Микроскопическая картина опухоли характеризуется наличием тяжей и ячеек атипичного плоского эпителия, инфильтративно врастающего в подлежащую строму. В строме вокруг опухолевых скоплений много лимфоцитов, плазмоцитов, макрофагов и фибробластов. Клетки опухоли полиморфны, ядра их гиперхромны. В центре опухолевых ячеек отмечаются слоистые скопления кератогиалина. Кератогиалин вырабатывается опухолевыми клетками. Скопления кератогиалина называются роговыми жемчужинами.

Различают высокодифференцированный плоскоклеточный ороговевающий рак и низкодифференцированный плоскоклеточный орогововевающий рак в зависимости от гистологической картины и характера поведения опухоли.

2. Неороговевающий плоскоклеточный рак.

Локализация такая же, как и у плоскоклеточного ороговевающего рака.
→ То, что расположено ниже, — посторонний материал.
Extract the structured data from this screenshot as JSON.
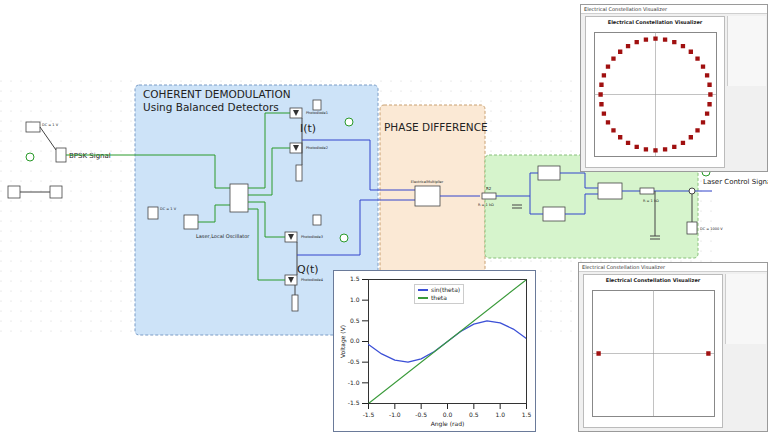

Этот рак отличается большей злокачественностью. Что проявляется в резкой степени полиморфизма, атипии, митотической активности и быстром инфильтративном росте в подлежащие ткани, а также склонностью к метастазированию. В очень злокачественном варианте гистологически этот рак трудно отличить от злокачественной опухоли из мезенхимы\ саркомы\. Строма опухоли часто имеет вид грануляционной ткани с мощной инфильтрацией лимфоцитами, нейтрофилами,гистиоцитами и другими клетками.

РАКИ из железистого эпителия.

Это:

1.    аденокарцинома;

2.    солидный рак;

3.    медуллярный рак;

4.    фиброзный рак (скирр);

5.    слизистый рак;

6.    мелкоклеточный рак.

1. Аденокарцинома.

Клетки опухоли формируют атипичные железы различной величины и формы. Эпителий железистоподобных структур атипичен, полиморфен, располагается несколькими слоями. Ядра клеток гиперхромны, полиморфны. Опухолевые массы инфильтративно врастают в подлежащую ткань. Отдельные клетки проникают в кровеносные и лимфатические сосуды. Метастазируют в разные части тела. Строма опухоли имеет немногочисленные сосуды, лимфо-гистиоцитарные инфильтраты, окружает узкими прослойками опухолевые скопления.

Локализация аденокарциномы: слизистая желудка, кишечника, матки, бронхов.

Морфологические варианты аденокарциномы:

•     тубулярный;

•     ацинозный;

•     сосчковый.

А также:

•     высокодифференцированный;

•     низкодифференцированный.

При высокодифференцированном варианте аденокарциномы железистые образования сравнительно немногочисленны, строма хорошо выражена. Атипизм эпителия незначителен. Рост опухоли медленный. Метастазы появляются поздно.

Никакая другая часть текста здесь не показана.